Yaser, Mesut’un kararlılığına bakarak gözleri dolmuştu. İçindeki endişe, onun güvenini gördükçe yerini umuda bırakıyordu. Mesut’la kaçmak, belki de hayatlarının en cesur hamlesi olacaktı. Ama hiçbir şey Yaser’in kararını değiştiremeyecekti. Mesut’u sevmiş, ona inanmıştı. Mesut ile birlikte, kendi yolunu çizecek, kendi hayatını kuracaktı.
Gece, yavaşça çökmeye başlamıştı. Yaser, daha önce hiç olmadığı kadar huzurlu hissediyordu. Mesut’un yanında olmasının verdiği güven, içindeki korkuları silip süpürüyordu. İkisi de geceyi bekliyordu, birlikte bir hayat kurmalarının ilk adımlarını.
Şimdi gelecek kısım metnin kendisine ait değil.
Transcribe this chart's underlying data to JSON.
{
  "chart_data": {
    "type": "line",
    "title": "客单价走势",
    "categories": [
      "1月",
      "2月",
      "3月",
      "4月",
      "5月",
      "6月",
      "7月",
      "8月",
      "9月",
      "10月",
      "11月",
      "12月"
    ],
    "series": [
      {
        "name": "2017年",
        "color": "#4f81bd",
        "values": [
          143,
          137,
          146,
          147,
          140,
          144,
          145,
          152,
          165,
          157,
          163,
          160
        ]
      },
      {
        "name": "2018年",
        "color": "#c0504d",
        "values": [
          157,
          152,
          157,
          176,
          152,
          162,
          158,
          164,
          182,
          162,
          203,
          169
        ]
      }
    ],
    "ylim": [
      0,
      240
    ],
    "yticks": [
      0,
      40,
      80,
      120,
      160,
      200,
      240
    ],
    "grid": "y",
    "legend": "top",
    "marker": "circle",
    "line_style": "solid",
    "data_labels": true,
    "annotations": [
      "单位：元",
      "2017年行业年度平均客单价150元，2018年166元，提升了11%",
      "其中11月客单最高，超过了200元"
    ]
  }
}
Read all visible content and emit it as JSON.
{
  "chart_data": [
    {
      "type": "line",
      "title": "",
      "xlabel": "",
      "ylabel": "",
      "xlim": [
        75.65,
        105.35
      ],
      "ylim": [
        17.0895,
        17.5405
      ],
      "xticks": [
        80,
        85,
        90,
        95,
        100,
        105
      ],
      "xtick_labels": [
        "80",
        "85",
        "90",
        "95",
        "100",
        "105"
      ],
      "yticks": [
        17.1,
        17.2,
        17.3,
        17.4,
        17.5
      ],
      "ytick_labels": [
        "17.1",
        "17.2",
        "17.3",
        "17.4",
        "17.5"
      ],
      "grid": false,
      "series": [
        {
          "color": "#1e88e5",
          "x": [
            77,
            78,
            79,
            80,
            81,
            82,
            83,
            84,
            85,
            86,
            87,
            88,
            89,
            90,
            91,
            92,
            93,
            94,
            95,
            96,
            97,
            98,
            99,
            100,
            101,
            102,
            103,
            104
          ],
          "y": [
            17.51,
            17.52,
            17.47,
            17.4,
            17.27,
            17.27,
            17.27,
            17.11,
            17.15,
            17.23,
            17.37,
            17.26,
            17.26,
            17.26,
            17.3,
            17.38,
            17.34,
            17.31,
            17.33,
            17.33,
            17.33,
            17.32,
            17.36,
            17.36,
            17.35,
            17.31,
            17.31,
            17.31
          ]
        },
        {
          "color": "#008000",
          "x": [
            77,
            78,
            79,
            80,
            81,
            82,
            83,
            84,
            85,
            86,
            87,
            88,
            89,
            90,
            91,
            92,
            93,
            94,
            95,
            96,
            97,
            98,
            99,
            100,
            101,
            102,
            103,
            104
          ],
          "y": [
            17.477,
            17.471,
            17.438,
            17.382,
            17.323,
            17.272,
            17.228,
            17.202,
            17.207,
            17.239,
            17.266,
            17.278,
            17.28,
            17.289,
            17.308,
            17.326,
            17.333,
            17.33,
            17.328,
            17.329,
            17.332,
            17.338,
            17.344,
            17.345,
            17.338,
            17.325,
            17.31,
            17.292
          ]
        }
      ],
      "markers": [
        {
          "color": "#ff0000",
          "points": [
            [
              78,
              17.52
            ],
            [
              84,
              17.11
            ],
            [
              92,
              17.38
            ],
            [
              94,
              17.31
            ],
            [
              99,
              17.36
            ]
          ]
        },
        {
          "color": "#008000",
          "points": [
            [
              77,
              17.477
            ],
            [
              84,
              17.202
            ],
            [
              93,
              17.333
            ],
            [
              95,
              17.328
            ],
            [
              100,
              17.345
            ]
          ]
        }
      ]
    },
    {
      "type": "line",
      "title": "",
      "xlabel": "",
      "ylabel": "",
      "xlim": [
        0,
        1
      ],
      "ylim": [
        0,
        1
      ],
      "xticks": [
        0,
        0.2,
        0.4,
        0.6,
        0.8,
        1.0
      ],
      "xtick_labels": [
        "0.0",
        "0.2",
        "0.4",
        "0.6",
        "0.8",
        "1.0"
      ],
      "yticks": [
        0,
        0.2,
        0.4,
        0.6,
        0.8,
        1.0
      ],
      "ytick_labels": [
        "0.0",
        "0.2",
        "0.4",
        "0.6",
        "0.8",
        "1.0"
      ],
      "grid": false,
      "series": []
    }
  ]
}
Gece yavaşça ilerlerken, ikisi de hazırlıklarını tamamladılar. İçlerinden bir huzur dolmuştu. Birbirlerine ve geleceğe olan güven, onları birbirine daha da yakınlaştırıyordu. Yaser, Mesut’un yanında, her şeyin iyi olacağına inanıyordu. Ne geçmiş ne de gelecekteki engeller önemliydi. Kaçacaklardı, ama kaçmak sadece bir yerden bir yere gitmek değildi; bu, bir yeni başlangıç, yeni bir hayat demekti. Ve Yaser, Mesut ile o yeni hayata başlmaktan başka hiçbir şey istemiyordu.